Tous se croisent et se recroisent dans la longue histoire de la famille ponctuée de brutalités incroyables, jaillissantes et inhumaines, qui font de ce territoire étrange l’espace où des crimes se répètent sans cesse, où la domination s’affirme sans la moindre pudeur ou restriction, où les instincts des puissants ravalent les humbles au rang de bêtes. Au hasard de ces péripéties violentes – lorsqu’on tire sur le curé, que l’on fracasse la cheville d’un employé qui s’enfuyait, que l’on maltraite des femmes ou que l’on se donne la mort –, des figures voisines s’agrègent à ce microcosme en voie de dégénération : le commis, véritable père du narrateur, le contremaître, la tante Maria Adelaide. Tous vivent en vase clos sur le territoire du domaine, comme dévorés par ce lieu. Tous sauf le narrateur, autiste qu’ils ont fait enfermer dans un asile, et qui, depuis cet autre lieu, tout aussi effrayant et brutal, dans l’espace entre les visites qu’ils consentent à lui faire, saisis par un dégoût que l’apostrophe du grand-père résume si bien, « l’idiot », ressasse sa vie passée, des bribes de souvenirs qu’il relie mal entre eux, reprenant à son compte, comme si ses mots propres lui faisaient défaut, rongé par une sorte de délire de la persécution, des fautes plus ou moins fantasmées, hanté par le secret de ses origines bâtardes, l’inceste qui définit presque sa parentèle abjecte, fouillant sans relâche le passé, le mêlant au présent, confondant tout, les causes et les conséquences, s’accrochant à la fois à ses souvenirs et aux photographies qu’il regarde obstinément lorsqu’on le reprend à la maison et que la ruine est définitivement acquise.

« Ne cherchez pas à m’égarer, vous n’y arriverez pas, j’ai la maison, les portraits, les bonnes de la cuisine, ce que j’ai rassemblé au fil des ans (…) vous ne pourrez pas me les voler et le vent mes amis, le vent moins que tout qui me tourmente (…) ce que je me suis fabriqué pied à pied pour me défendre de vous », ce langage qui le protège en même temps qu’il l’égare, ce qu’il essaie de relier, de recoller, comme des morceaux de photos déchirées en un soliloque troublant et imprécatif.

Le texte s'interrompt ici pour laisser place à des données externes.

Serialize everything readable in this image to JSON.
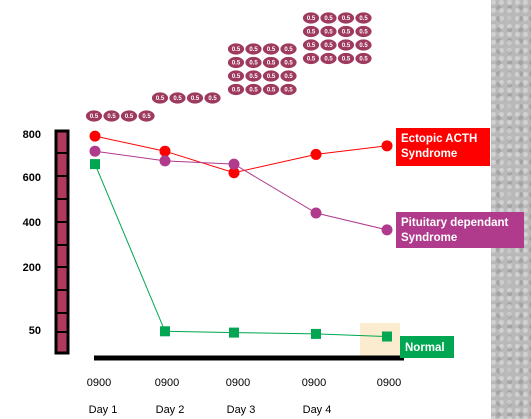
{
  "chart_data": {
    "type": "line",
    "x": [
      "0900",
      "0900",
      "0900",
      "0900",
      "0900"
    ],
    "day_labels": [
      "Day 1",
      "Day 2",
      "Day 3",
      "Day 4"
    ],
    "y_ticks": [
      "800",
      "600",
      "400",
      "200",
      "50"
    ],
    "series": [
      {
        "name": "Ectopic ACTH Syndrome",
        "label_lines": [
          "Ectopic ACTH",
          "Syndrome"
        ],
        "color": "#ff0000",
        "label_bg": "#ff0000",
        "marker": "circle",
        "values": [
          790,
          720,
          620,
          705,
          745
        ]
      },
      {
        "name": "Pituitary dependant Syndrome",
        "label_lines": [
          "Pituitary dependant",
          "Syndrome"
        ],
        "color": "#b03a8c",
        "label_bg": "#b03a8c",
        "marker": "circle",
        "values": [
          720,
          675,
          660,
          440,
          365
        ]
      },
      {
        "name": "Normal",
        "label_lines": [
          "Normal"
        ],
        "color": "#00a651",
        "label_bg": "#00a651",
        "marker": "square",
        "values": [
          660,
          45,
          40,
          35,
          25
        ]
      }
    ],
    "axis_color": "#000000",
    "scale_bar_color": "#b03a5b",
    "highlight_color": "#fbebcf",
    "pills": {
      "label": "0.5",
      "color": "#9e3a5e",
      "columns": [
        4,
        4,
        8,
        16
      ]
    }
  }
}
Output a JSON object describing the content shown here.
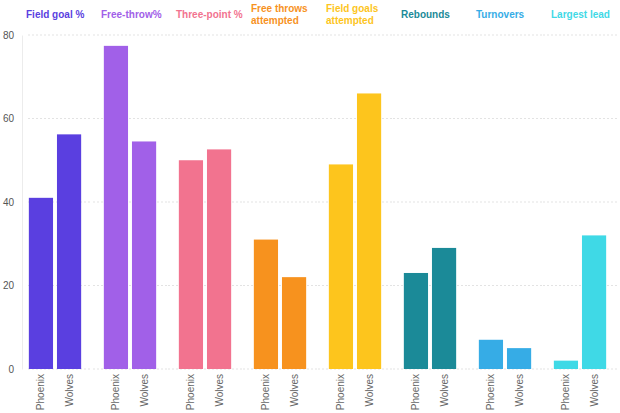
{
  "chart_data": [
    {
      "type": "bar",
      "title": "Field goal %",
      "categories": [
        "Phoenix",
        "Wolves"
      ],
      "values": [
        41,
        56.2
      ],
      "color": "#5a3fe0",
      "ylim": [
        0,
        80
      ],
      "yticks": [
        0,
        20,
        40,
        60,
        80
      ],
      "grid": true
    },
    {
      "type": "bar",
      "title": "Free-throw%",
      "categories": [
        "Phoenix",
        "Wolves"
      ],
      "values": [
        77.4,
        54.5
      ],
      "color": "#a160e8",
      "ylim": [
        0,
        80
      ],
      "yticks": [
        0,
        20,
        40,
        60,
        80
      ],
      "grid": true,
      "tick_labels": "x"
    },
    {
      "type": "bar",
      "title": "Three-point %",
      "categories": [
        "Phoenix",
        "Wolves"
      ],
      "values": [
        50,
        52.6
      ],
      "color": "#f2738f",
      "ylim": [
        0,
        80
      ],
      "yticks": [
        0,
        20,
        40,
        60,
        80
      ],
      "grid": true,
      "tick_labels": "x"
    },
    {
      "type": "bar",
      "title": "Free throws attempted",
      "categories": [
        "Phoenix",
        "Wolves"
      ],
      "values": [
        31,
        22
      ],
      "color": "#f7921e",
      "ylim": [
        0,
        80
      ],
      "yticks": [
        0,
        20,
        40,
        60,
        80
      ],
      "grid": true,
      "tick_labels": "x"
    },
    {
      "type": "bar",
      "title": "Field goals attempted",
      "categories": [
        "Phoenix",
        "Wolves"
      ],
      "values": [
        49,
        66
      ],
      "color": "#fdc51d",
      "ylim": [
        0,
        80
      ],
      "yticks": [
        0,
        20,
        40,
        60,
        80
      ],
      "grid": true,
      "tick_labels": "x"
    },
    {
      "type": "bar",
      "title": "Rebounds",
      "categories": [
        "Phoenix",
        "Wolves"
      ],
      "values": [
        23,
        29
      ],
      "color": "#1b8a98",
      "ylim": [
        0,
        80
      ],
      "yticks": [
        0,
        20,
        40,
        60,
        80
      ],
      "grid": true,
      "tick_labels": "x"
    },
    {
      "type": "bar",
      "title": "Turnovers",
      "categories": [
        "Phoenix",
        "Wolves"
      ],
      "values": [
        7,
        5
      ],
      "color": "#36ace6",
      "ylim": [
        0,
        80
      ],
      "yticks": [
        0,
        20,
        40,
        60,
        80
      ],
      "grid": true,
      "tick_labels": "x"
    },
    {
      "type": "bar",
      "title": "Largest lead",
      "categories": [
        "Phoenix",
        "Wolves"
      ],
      "values": [
        2,
        32
      ],
      "color": "#3fd9e6",
      "ylim": [
        0,
        80
      ],
      "yticks": [
        0,
        20,
        40,
        60,
        80
      ],
      "grid": true,
      "tick_labels": "x"
    }
  ]
}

Entre eux et lui ne demeure qu’un « nœud de silence » que doit combler la réinvention du monde passé, de ses phénomènes qui peu à peu s’abîment dans leur répétition insensée. Dans le corps de son discours (les deux premières parties extrêmement instables) que viennent compléter cinq chapitres composés des monologues des protagonistes centraux, les mots, les personnages, les époques semblent devenus autant d’archipels autonomes et voisins que l’écrivain ne cesse d’explorer par mille retours et confusions, passant perpétuellement des uns aux autres, déréglant le sens du langage, bouleversant sa nature, contrecarrant ses usages et ses conventions, pour nous égarer plus avant dans le dessous des choses, nous épuiser dans le labyrinthe du monde et des voix incertaines qui le définissent, pour dire, avec une force inouïe la grandeur de l’univers et la petitesse de l’humanité, la violence qui sourd de chaque individu pour ruiner la beauté immémoriale des choses de la nature.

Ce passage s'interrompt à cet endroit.